China

Bitcoin markets respond to threats of increased regulation of Chinese exchanges

2017 has proven to be a volatile year for Bitcoin. Uncertainty in global financial markets made cryptocurrency an attractive exit strategy for some wishing to shed the weight of weakening fiat currencies. This has been especially true for the chinese yuan, which has continuously depreciated against the dollar over the last few years. Roughly 30-35% of the world’s bitcoin trading occurs in China between CNY and BTC.

In response to a sharp increase in the value of BTC at the end of 2016, the People’s Bank of China (PBOC), China’s central bank, began investigating China based crypto-exchanges for possible regulatory violations. The PBOC has threatened to close down any exchange found to be non-compliant with the law.

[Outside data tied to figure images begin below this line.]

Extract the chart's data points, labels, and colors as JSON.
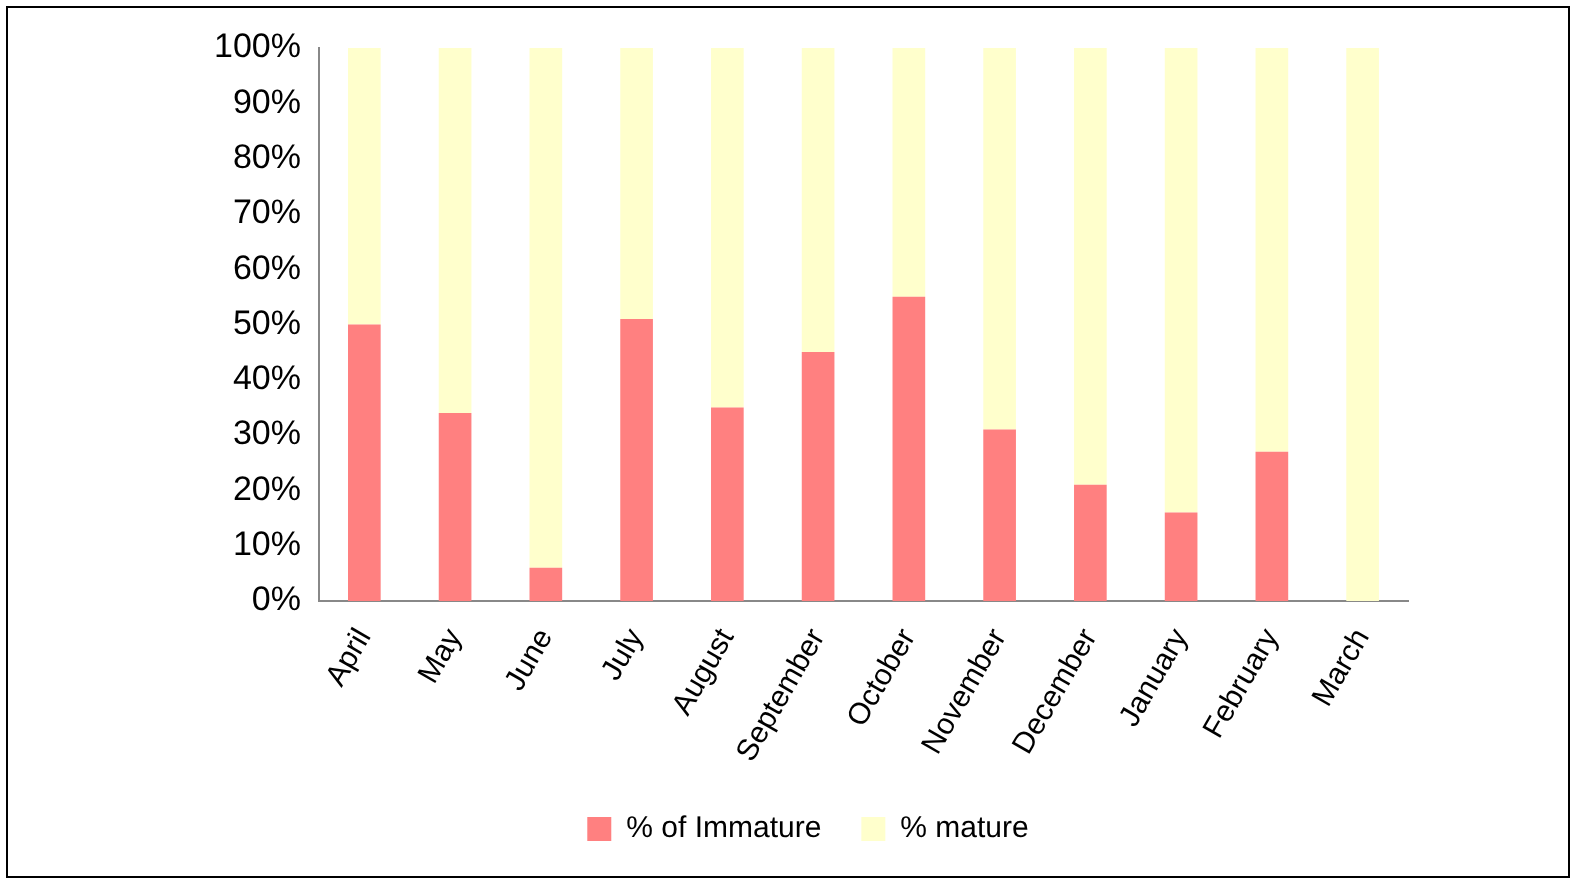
{
  "chart_data": {
    "type": "bar",
    "stacked": true,
    "categories": [
      "April",
      "May",
      "June",
      "July",
      "August",
      "September",
      "October",
      "November",
      "December",
      "January",
      "February",
      "March"
    ],
    "series": [
      {
        "name": "% of Immature",
        "color": "#ff8080",
        "values": [
          50,
          34,
          6,
          51,
          35,
          45,
          55,
          31,
          21,
          16,
          27,
          0
        ]
      },
      {
        "name": "% mature",
        "color": "#ffffcc",
        "values": [
          50,
          66,
          94,
          49,
          65,
          55,
          45,
          69,
          79,
          84,
          73,
          100
        ]
      }
    ],
    "ylim": [
      0,
      100
    ],
    "yticks": [
      {
        "value": 0,
        "label": "0%"
      },
      {
        "value": 10,
        "label": "10%"
      },
      {
        "value": 20,
        "label": "20%"
      },
      {
        "value": 30,
        "label": "30%"
      },
      {
        "value": 40,
        "label": "40%"
      },
      {
        "value": 50,
        "label": "50%"
      },
      {
        "value": 60,
        "label": "60%"
      },
      {
        "value": 70,
        "label": "70%"
      },
      {
        "value": 80,
        "label": "80%"
      },
      {
        "value": 90,
        "label": "90%"
      },
      {
        "value": 100,
        "label": "100%"
      }
    ],
    "grid": false,
    "legend": "bottom"
  }
}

In response to these investigations, crypto-exchanges scrambled to tighten up their operations. The three largest Chinese crypto-exchanges have already voluntarily begun imposing additional controls and oversight over their users. The regulatory environment in China is evolving quickly. Here is everything that happened in the last month.

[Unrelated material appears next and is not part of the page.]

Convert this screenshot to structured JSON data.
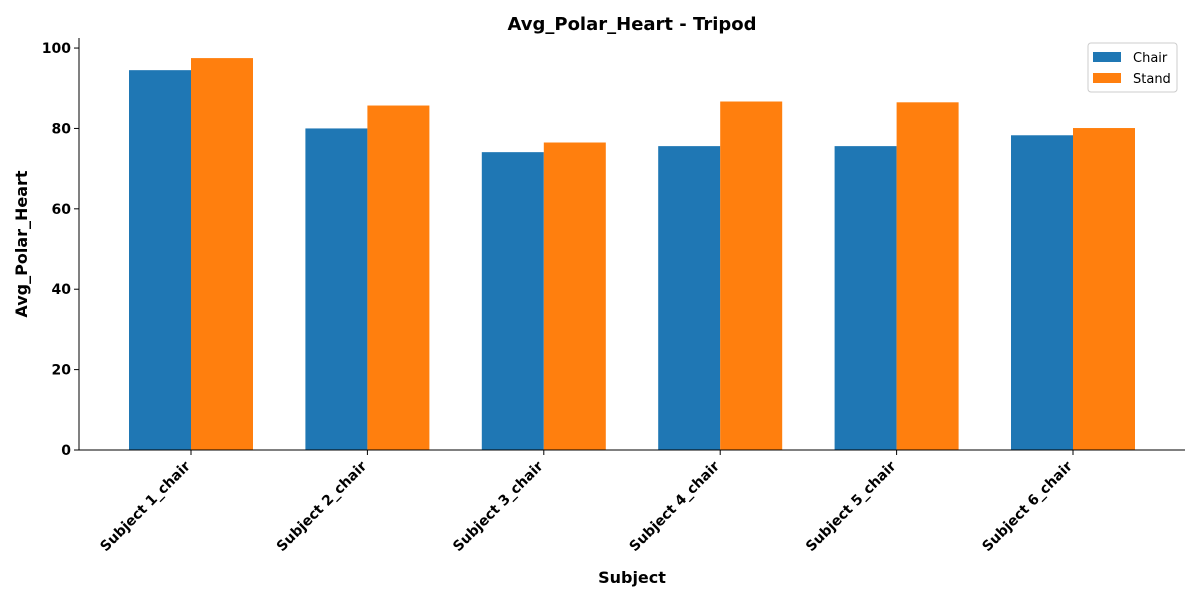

“One Step Forward”: A timeline of increasing oversight

 

January 6th, 2017: The PBOC  issues an announcement that they will enter into talks with the leaders of China’s top three Bitcoin exchanges (Huobi, BTTC, and OKcoin) to better “understand the exchange’s operating conditions” and “point out the possible existence of legal, regulatory, and technical risks” in their business operations.

Note: In 2016, Huobi, BTTC, and OKcoin accounted for about 90% of the BTC/CNY trade volume in China.

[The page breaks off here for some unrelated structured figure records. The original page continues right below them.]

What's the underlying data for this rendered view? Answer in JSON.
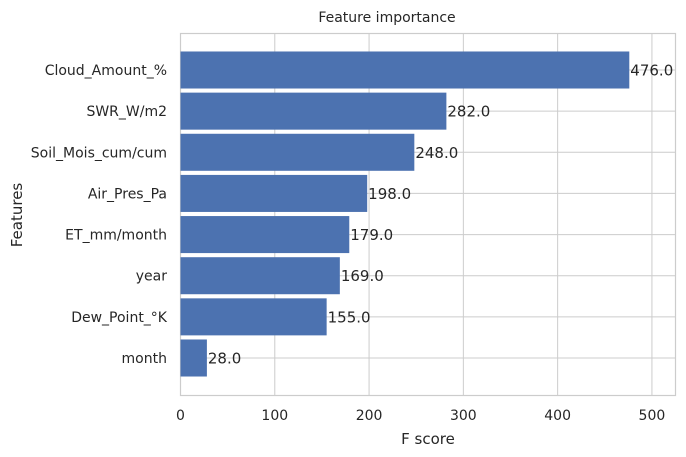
{
  "chart_data": {
    "type": "bar",
    "orientation": "horizontal",
    "title": "Feature importance",
    "xlabel": "F score",
    "ylabel": "Features",
    "xlim": [
      0,
      525
    ],
    "xticks": [
      "0",
      "100",
      "200",
      "300",
      "400",
      "500"
    ],
    "grid": true,
    "bar_color": "#4c72b0",
    "categories": [
      "Cloud_Amount_%",
      "SWR_W/m2",
      "Soil_Mois_cum/cum",
      "Air_Pres_Pa",
      "ET_mm/month",
      "year",
      "Dew_Point_°K",
      "month"
    ],
    "values": [
      476,
      282,
      248,
      198,
      179,
      169,
      155,
      28
    ],
    "data_labels": [
      "476.0",
      "282.0",
      "248.0",
      "198.0",
      "179.0",
      "169.0",
      "155.0",
      "28.0"
    ]
  }
}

January 11th, 2017: The PBOC announces that they will conduct on-site spot checks at Huobi, BTTC, and OKcoin to ensure that they are complying with domestic laws and regulations. The announcement says they are specifically looking for compliance with anti-money laundering, credit lending, and foreign exchange capital control regulations.  

January 21st, 2017: After the PBOC regulatory spot-check, Huobi releases a memo on their website announcing that they will begin charging a 0.2% transaction fee in order to “take a step towards controlling speculation and limiting price volatility” in crypto-markets. BTTC and OKcoin make similar announcements.

January 24th, 2017: Huobi, BTTC, and OKcoin all  begin charging 0.2% transaction fees and cease margin lending. Soon after, trade volumes on Chinese exchanges dropped sharply.

January 25th, 2017: The PBOC announces that they will continue to investigate Chinese crypto-exchanges for possible violations of payment settlement, anti-money laundering, foreign exchange capital control, and safety laws and regulations.

February 8th, 2017:  Sina news agency publishes an article announcing that the PBOC met with the leaders of all the major Beijing based crypto-exchanges.

February 9th, 2017: The PBOC issues a statement confirming that they met with leaders from ChBTC, BtcTrade, HaoBTC, Yunbi, YuanBao, BTC100, Jubi, Bitbays, and Dahonghuo to discuss their ongoing investigation into the business practices of domestic crypto-exchanges.  

According to the memo, the purpose of the meeting was to clarify the PBOC’s compliance requirements. The PBOC states that it will require crypto-exchanges to comply with all relevant finance laws and regulations, and will not tolerate money laundering, foreign exchange capital control violations, or tax evasion. The memo concludes by saying that they will close down any crypto-exchanges that are found to be non-compliant with the law.

Later that afternoon, these nine crypto-exchanges as well as Huobi, OkCoin and BTTC released a statement to their users announcing that they would begin complying with Know Your Customer  (KYC) and Anti-Money Laundering (AML) guidelines. Specifically, they announced that they would start collecting customer identification information and improve their ability to track the source of user funds. Additionally, they state that any users that are discovered to be using their platforms for illegal purposes may have their accounts frozen.

In separate statements released by Huobi and OkCoin, the two largest chinese crypto-exchanges announced that they will immediately stop withdrawals of Bitcoin and Litecoin.

The source(s) of Bitcoin’s value

Bitcoin initially raised eyebrows and whetted appetites because of its novelty as a decentralized, unregulated, and borderless currency. Despite increasing compliance with KYC and AML guidelines, Bitcoin is still associated in the minds of many as a means of side stepping capital controls, particularly those perceived as unfair.

More and more world governments are beginning to normalize Bitcoin and bring it into some kind of regulatory fold. If the price of Bitcoin can remain relatively stable in response to enhanced regulation and oversight, it would indicate that people increasingly value Bitcoin for reasons other than its ability to circumvent financial regulation. In the past, tightening monetary controls on fiat currencies have pushed the price of the borderless, ‘anonymous,’ regulation-free cryptocurrency up. If monetary controls tighten around Bitcoin without pushing its price down, cryptocurrencies will have turned a page in their history of challenging the financial status quo.